To be fair, it is hard to get the right balance in our communication. We want to be novel but not too novel that we can’t be understood. A lot of these ‘hated’ phrases at least allow a clear message or sometimes even a safe message for sensitive topics. The old classic; ‘it is what it is’, helps us convey that there is no choice and we have to accept a difficult situation and also that we may not want to talk too much about it.

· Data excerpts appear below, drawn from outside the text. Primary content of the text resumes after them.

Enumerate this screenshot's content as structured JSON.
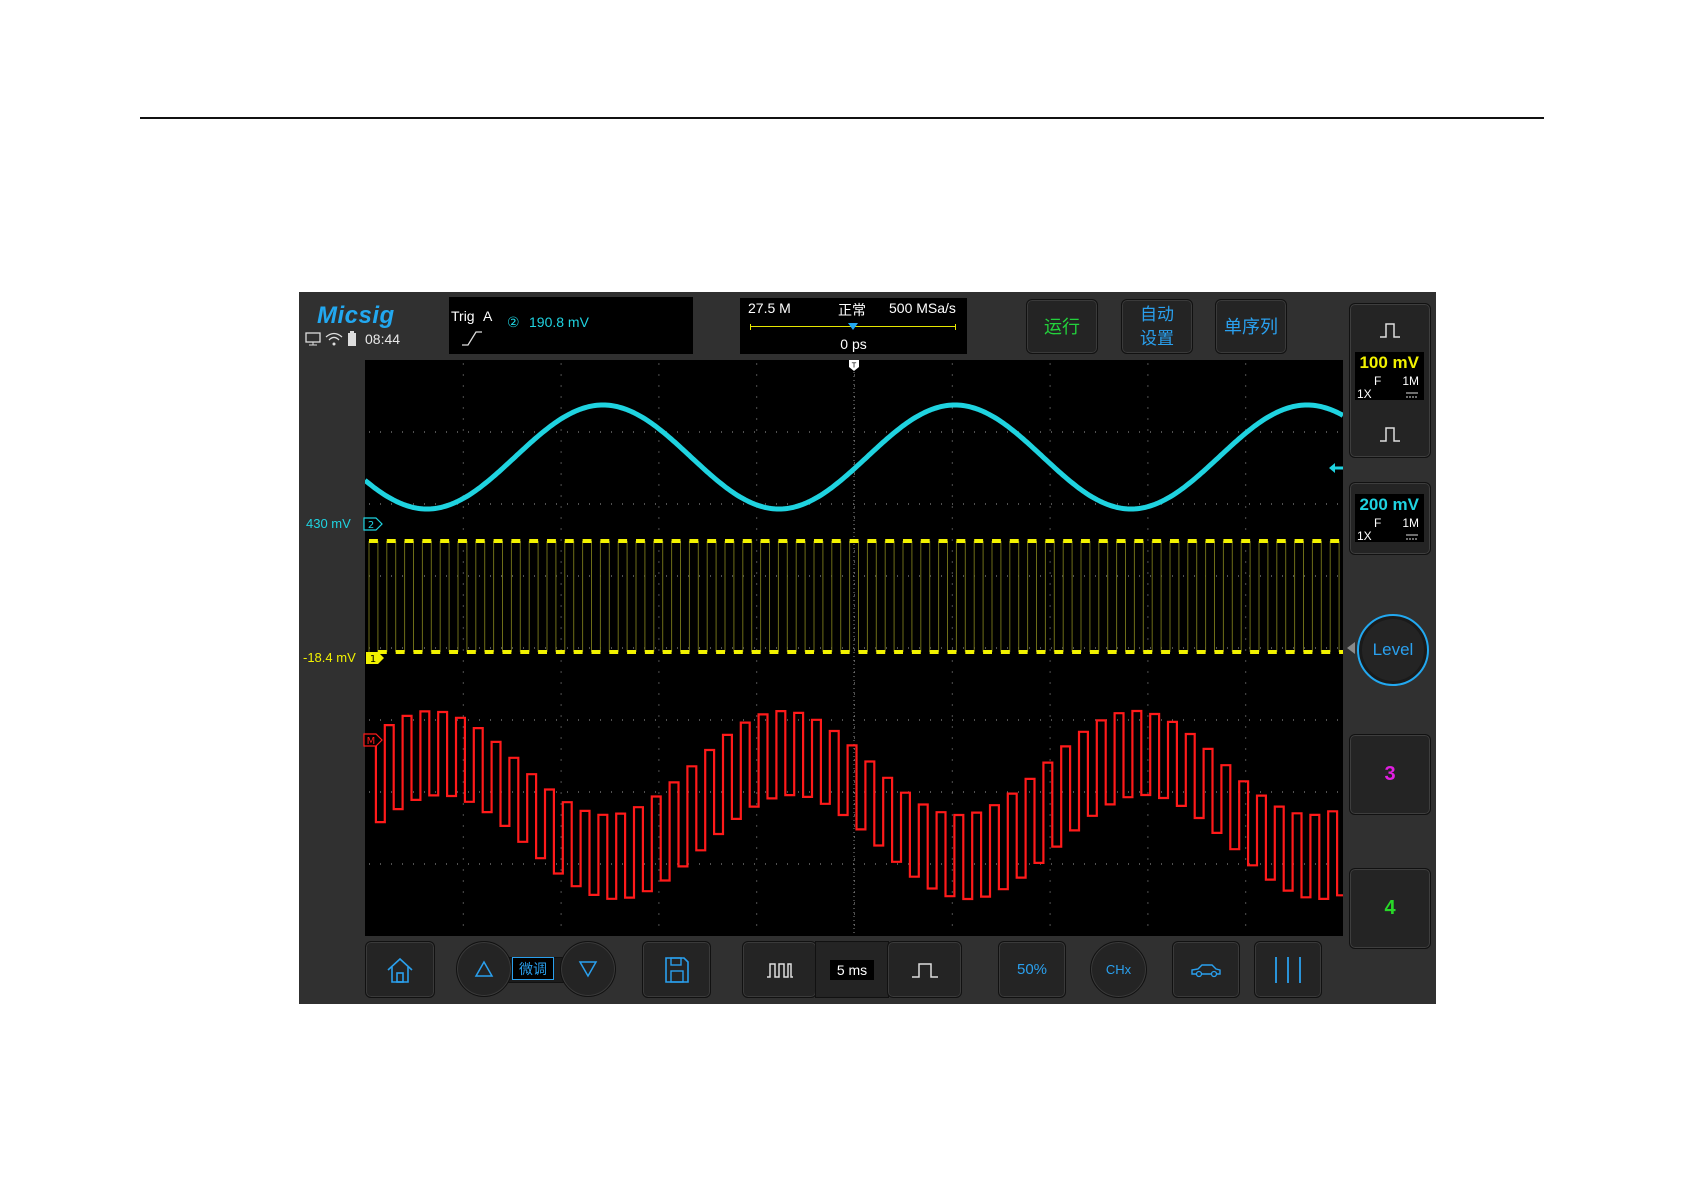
{
  "app": {
    "logo": "Micsig",
    "clock": "08:44"
  },
  "trigger": {
    "label": "Trig",
    "mode": "A",
    "source": "②",
    "level": "190.8  mV"
  },
  "timebase_header": {
    "memory": "27.5 M",
    "mode": "正常",
    "sample_rate": "500 MSa/s",
    "delay": "0 ps"
  },
  "buttons": {
    "run": "运行",
    "auto_set_line1": "自动",
    "auto_set_line2": "设置",
    "single_seq": "单序列",
    "fine": "微调",
    "timebase": "5 ms",
    "fifty": "50%",
    "chx": "CHx",
    "level": "Level",
    "ch3": "3",
    "ch4": "4"
  },
  "channels": {
    "ch1": {
      "scale": "100 mV",
      "coupling": "F",
      "impedance": "1M",
      "probe": "1X",
      "offset_label": "-18.4 mV",
      "marker": "1",
      "color": "#f2f200"
    },
    "ch2": {
      "scale": "200 mV",
      "coupling": "F",
      "impedance": "1M",
      "probe": "1X",
      "offset_label": "430 mV",
      "marker": "2",
      "color": "#1fd3e0"
    },
    "math": {
      "marker": "M",
      "color": "#ff1a1a"
    }
  },
  "colors": {
    "ch3": "#e21ee2",
    "ch4": "#28d828",
    "accent": "#22a8f0"
  }
}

My pet hate is job advertisements. They say the worst things in the nicest possible way:
Cliché 8: We need a person with the ability to multitask. Translation: You will be doing three people’s jobs… but we’ll just pay you for the one.
Cliché 17: The job is suited to a fast learner. Translation: We don’t have the budget to train new staff.
Cliché 28: The right candidate will be professional. Translation: Get the job done quietly, without causing trouble, whilst wearing a suit.
Cliché 36: We are a fast-growing company. Translation: There are currently just two of us. How about in your language? Does ‘corporate speak’ infiltrate conversation and if so, how do people feel about it? What phrases do you think sound cliched? Do you have any pet hates when it comes to languages and communication?